Event Description
In recent years, sound studies and auditory history have emerged as dynamic, interdisciplinary fields that challenge us to reconsider how sound and listening have shaped human experience across cultures and time. Moving beyond traditional reliance on the visual and textual, scholars have increasingly foregrounded the role of sonic environments, listening practices, and the subjectivity of auditory perception in the construction of knowledge, identity, space, and memory. At the same time, methodological innovation and a growing commitment to global and inclusive perspectives have expanded the field’s scope—inviting us to listen to the past with renewed critical sensitivity, to listen with the historical ear (Rosenfeld 2011).
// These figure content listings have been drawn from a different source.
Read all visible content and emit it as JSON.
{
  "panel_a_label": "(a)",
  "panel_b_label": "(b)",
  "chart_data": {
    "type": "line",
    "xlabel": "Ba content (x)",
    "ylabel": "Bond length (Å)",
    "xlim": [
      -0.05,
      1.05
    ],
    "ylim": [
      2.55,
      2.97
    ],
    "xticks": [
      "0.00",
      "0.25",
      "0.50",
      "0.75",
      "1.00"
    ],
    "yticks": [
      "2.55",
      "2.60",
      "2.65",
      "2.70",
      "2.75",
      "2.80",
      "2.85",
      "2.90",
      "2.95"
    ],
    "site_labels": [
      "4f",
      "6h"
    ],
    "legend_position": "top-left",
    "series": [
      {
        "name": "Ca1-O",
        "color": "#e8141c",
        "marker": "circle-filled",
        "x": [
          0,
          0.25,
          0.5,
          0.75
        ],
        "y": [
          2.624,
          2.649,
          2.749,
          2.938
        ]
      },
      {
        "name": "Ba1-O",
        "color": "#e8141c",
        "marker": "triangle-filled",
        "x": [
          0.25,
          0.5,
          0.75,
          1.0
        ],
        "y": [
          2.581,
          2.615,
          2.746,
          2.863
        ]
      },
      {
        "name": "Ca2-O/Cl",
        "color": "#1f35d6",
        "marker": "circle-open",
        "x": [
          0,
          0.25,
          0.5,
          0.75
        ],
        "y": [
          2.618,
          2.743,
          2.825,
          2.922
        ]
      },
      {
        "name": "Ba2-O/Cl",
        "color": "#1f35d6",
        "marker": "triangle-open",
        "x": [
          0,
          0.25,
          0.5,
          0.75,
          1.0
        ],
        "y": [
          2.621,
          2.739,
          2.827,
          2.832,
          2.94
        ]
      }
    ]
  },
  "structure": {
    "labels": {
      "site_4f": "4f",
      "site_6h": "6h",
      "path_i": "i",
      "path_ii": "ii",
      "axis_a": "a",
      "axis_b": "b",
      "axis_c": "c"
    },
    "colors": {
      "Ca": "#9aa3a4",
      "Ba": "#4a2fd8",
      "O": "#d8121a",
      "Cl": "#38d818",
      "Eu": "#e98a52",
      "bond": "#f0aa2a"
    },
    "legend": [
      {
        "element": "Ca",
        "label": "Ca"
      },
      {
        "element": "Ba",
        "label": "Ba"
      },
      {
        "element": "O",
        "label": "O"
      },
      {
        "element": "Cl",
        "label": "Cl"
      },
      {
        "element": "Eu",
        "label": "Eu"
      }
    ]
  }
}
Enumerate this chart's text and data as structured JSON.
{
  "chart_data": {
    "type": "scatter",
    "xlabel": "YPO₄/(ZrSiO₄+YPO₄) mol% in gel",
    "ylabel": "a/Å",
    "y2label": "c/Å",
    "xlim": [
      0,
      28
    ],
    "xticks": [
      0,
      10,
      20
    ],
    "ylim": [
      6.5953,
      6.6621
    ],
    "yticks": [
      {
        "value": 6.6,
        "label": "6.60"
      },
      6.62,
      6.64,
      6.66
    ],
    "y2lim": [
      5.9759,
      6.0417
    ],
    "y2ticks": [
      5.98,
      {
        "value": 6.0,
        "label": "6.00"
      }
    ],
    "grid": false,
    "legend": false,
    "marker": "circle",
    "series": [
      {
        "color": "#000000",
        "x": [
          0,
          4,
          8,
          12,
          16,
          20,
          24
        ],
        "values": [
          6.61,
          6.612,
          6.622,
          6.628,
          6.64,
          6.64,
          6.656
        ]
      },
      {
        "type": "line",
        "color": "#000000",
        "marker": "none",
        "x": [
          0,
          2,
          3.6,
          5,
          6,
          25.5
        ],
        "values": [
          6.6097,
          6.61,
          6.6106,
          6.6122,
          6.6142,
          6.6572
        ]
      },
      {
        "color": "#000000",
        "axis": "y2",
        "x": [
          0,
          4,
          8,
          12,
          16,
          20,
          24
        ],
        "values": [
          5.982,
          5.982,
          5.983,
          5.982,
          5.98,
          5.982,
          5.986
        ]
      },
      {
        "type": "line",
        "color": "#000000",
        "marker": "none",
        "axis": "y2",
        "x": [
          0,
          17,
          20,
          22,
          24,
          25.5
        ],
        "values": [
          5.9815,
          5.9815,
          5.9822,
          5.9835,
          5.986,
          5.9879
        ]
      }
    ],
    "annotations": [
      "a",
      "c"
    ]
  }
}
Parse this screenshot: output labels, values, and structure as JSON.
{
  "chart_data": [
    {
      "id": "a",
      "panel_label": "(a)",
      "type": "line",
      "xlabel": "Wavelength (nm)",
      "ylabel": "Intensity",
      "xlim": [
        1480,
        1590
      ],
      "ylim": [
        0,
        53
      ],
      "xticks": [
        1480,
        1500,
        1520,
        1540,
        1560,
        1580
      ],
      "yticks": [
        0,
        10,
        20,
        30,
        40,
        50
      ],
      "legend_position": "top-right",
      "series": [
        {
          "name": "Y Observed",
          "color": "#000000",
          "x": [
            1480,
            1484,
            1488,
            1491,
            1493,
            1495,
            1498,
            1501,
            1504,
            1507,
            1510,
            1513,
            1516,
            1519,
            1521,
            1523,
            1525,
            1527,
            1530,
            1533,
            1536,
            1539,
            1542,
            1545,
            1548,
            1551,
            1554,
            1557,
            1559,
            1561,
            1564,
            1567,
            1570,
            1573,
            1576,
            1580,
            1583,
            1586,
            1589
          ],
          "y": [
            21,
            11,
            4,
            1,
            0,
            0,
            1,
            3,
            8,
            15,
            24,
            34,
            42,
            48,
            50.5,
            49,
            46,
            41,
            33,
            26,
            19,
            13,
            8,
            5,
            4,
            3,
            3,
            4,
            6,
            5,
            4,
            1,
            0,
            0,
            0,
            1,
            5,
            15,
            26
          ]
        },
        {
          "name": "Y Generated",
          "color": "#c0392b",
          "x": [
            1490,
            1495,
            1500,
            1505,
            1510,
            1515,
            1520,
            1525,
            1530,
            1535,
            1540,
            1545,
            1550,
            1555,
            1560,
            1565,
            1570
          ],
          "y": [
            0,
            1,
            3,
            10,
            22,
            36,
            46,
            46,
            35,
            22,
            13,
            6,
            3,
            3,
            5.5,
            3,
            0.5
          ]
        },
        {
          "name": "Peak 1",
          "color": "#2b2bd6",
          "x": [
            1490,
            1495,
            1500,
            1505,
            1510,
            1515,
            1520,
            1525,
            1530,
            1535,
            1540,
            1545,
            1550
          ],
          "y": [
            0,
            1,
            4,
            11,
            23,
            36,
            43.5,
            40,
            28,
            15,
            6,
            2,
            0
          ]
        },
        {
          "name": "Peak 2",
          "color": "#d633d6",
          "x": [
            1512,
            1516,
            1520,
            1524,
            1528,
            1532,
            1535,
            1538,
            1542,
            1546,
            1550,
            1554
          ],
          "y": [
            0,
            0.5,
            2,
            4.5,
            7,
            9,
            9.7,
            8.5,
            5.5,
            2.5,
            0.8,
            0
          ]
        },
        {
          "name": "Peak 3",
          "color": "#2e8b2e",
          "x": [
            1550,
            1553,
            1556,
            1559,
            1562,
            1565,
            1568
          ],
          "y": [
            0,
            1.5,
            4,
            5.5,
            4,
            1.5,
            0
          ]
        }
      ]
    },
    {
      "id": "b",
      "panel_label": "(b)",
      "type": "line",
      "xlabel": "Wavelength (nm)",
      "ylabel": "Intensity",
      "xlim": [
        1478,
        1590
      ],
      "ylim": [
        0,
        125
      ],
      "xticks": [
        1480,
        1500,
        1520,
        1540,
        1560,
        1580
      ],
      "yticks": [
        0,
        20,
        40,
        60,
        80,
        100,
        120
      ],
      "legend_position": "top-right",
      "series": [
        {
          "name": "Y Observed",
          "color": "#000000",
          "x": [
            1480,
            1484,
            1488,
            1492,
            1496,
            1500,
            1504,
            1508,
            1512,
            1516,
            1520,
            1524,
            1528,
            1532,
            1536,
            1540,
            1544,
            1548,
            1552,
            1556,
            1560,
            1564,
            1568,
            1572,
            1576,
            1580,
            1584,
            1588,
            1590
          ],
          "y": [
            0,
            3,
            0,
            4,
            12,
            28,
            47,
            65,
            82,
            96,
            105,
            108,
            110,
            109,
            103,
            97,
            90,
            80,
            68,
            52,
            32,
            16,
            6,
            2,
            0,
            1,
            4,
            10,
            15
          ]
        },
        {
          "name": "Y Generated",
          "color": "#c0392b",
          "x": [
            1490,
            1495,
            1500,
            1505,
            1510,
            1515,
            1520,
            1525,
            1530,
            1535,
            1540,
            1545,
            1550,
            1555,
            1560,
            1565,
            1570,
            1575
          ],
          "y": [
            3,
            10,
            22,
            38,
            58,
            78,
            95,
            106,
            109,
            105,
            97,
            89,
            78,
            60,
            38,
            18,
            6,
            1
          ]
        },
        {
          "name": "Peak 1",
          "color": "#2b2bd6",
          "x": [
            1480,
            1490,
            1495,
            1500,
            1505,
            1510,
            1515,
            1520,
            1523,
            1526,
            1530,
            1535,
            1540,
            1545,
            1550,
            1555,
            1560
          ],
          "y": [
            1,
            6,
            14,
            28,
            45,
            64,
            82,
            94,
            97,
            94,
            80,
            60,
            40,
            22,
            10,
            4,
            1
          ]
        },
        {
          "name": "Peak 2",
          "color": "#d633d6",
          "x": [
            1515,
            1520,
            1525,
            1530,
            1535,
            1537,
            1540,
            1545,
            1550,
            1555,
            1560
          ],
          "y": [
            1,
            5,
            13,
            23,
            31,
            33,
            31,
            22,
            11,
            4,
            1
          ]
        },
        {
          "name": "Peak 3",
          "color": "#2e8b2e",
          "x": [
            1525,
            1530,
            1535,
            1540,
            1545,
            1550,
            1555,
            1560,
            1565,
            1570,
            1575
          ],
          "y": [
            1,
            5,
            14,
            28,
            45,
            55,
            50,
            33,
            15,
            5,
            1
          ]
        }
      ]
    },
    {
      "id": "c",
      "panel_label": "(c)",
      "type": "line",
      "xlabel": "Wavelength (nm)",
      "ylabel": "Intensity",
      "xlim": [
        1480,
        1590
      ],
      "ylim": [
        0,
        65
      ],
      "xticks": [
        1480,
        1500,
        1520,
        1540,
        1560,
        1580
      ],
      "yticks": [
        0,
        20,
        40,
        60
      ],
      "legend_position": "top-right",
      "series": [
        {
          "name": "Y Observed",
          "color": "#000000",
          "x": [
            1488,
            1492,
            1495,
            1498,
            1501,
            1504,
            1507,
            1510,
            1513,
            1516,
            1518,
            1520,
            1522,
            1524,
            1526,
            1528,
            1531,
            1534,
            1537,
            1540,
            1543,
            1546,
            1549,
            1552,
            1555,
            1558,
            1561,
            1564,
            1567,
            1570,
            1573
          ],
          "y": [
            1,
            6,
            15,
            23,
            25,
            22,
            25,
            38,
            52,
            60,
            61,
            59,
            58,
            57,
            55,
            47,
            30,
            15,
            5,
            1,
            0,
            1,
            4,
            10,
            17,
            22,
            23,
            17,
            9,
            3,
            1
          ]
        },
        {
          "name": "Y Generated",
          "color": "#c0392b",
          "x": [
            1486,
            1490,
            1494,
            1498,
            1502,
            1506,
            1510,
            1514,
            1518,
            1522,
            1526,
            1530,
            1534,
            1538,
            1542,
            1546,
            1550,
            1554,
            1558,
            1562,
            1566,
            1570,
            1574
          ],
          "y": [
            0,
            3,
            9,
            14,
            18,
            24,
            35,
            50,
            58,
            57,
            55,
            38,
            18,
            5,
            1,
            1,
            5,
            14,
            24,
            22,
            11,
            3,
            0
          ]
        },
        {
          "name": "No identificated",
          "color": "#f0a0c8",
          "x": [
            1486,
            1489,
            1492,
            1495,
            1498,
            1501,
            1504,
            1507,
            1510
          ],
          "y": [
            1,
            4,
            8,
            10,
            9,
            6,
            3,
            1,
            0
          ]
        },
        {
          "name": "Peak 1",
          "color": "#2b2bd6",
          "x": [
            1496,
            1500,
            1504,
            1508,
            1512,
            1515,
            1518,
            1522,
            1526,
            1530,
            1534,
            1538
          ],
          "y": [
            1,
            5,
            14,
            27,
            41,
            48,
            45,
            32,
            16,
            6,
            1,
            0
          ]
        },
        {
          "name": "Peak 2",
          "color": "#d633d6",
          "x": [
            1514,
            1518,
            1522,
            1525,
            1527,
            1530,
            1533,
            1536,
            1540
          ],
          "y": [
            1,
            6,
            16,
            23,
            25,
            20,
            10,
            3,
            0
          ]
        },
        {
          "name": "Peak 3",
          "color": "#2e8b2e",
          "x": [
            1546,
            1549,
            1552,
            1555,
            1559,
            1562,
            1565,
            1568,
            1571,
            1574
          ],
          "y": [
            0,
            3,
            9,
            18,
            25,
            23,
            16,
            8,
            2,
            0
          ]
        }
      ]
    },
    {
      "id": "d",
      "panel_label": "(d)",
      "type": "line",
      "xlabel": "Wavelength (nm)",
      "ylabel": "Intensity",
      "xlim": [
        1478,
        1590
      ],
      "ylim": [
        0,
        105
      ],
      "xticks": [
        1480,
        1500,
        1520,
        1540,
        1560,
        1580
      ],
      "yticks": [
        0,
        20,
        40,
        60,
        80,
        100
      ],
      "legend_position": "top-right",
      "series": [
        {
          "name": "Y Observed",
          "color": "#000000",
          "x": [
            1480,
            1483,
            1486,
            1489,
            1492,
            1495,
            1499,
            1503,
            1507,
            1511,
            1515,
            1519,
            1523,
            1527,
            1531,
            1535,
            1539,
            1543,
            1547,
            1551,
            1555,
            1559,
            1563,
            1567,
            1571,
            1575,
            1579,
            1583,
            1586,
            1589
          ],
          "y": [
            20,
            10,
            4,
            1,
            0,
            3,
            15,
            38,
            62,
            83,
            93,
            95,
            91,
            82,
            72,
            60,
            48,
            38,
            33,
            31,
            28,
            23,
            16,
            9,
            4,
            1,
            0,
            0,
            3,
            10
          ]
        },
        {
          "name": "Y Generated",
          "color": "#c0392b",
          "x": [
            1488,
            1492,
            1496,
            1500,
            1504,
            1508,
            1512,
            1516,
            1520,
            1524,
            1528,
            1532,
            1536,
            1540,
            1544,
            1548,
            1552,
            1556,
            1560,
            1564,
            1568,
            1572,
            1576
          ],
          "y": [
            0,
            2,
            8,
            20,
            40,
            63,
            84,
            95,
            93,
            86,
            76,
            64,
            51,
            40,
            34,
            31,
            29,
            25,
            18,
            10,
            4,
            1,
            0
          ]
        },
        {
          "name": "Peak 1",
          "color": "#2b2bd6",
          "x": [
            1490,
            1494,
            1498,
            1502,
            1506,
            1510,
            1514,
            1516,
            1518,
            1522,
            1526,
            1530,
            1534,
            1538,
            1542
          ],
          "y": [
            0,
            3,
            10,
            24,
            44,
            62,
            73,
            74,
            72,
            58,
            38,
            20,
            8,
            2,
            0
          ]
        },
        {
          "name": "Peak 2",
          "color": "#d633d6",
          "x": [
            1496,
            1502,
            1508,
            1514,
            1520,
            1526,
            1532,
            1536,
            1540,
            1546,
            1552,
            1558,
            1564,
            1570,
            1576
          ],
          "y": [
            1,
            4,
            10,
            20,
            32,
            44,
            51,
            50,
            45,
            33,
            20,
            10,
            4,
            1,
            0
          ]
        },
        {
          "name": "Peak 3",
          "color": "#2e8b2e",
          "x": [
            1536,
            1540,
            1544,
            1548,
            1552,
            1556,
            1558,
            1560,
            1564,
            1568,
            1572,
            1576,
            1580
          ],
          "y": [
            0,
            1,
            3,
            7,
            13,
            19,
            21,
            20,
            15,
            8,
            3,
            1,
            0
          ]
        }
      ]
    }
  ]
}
The inaugural conference of the International Musicological Society Study Group Auditory History seeks to contribute to this momentum by asking how can we access and interpret auditory experiences in varied historical contexts? Additionally, do we treat them as direct remnants of sonic experiences or as traces of “auditory imagination” (Eliot 1933, Schmicking 2019). Building on foundational work (Schäfer 1977, Truax 1984; 2001) and more recent contributions (Rice 2015, Mansell 2021), the conference is particularly interested in the hearing-listening dichotomy and the diversity of listening practices—including those shaped by marginalised voices, non-elite actors, and sources that are difficult to grasp. While auditory history remains interdisciplinary by nature, we also ask how might we more critically engage with theories emerging from sensory studies? How can multisensorial thinking more meaningfully inform our approaches to sound history? At the same time, we welcome diverse disciplinary perspectives and methodological approaches that offer new insights into how people have made sense of their sonic worlds in the past.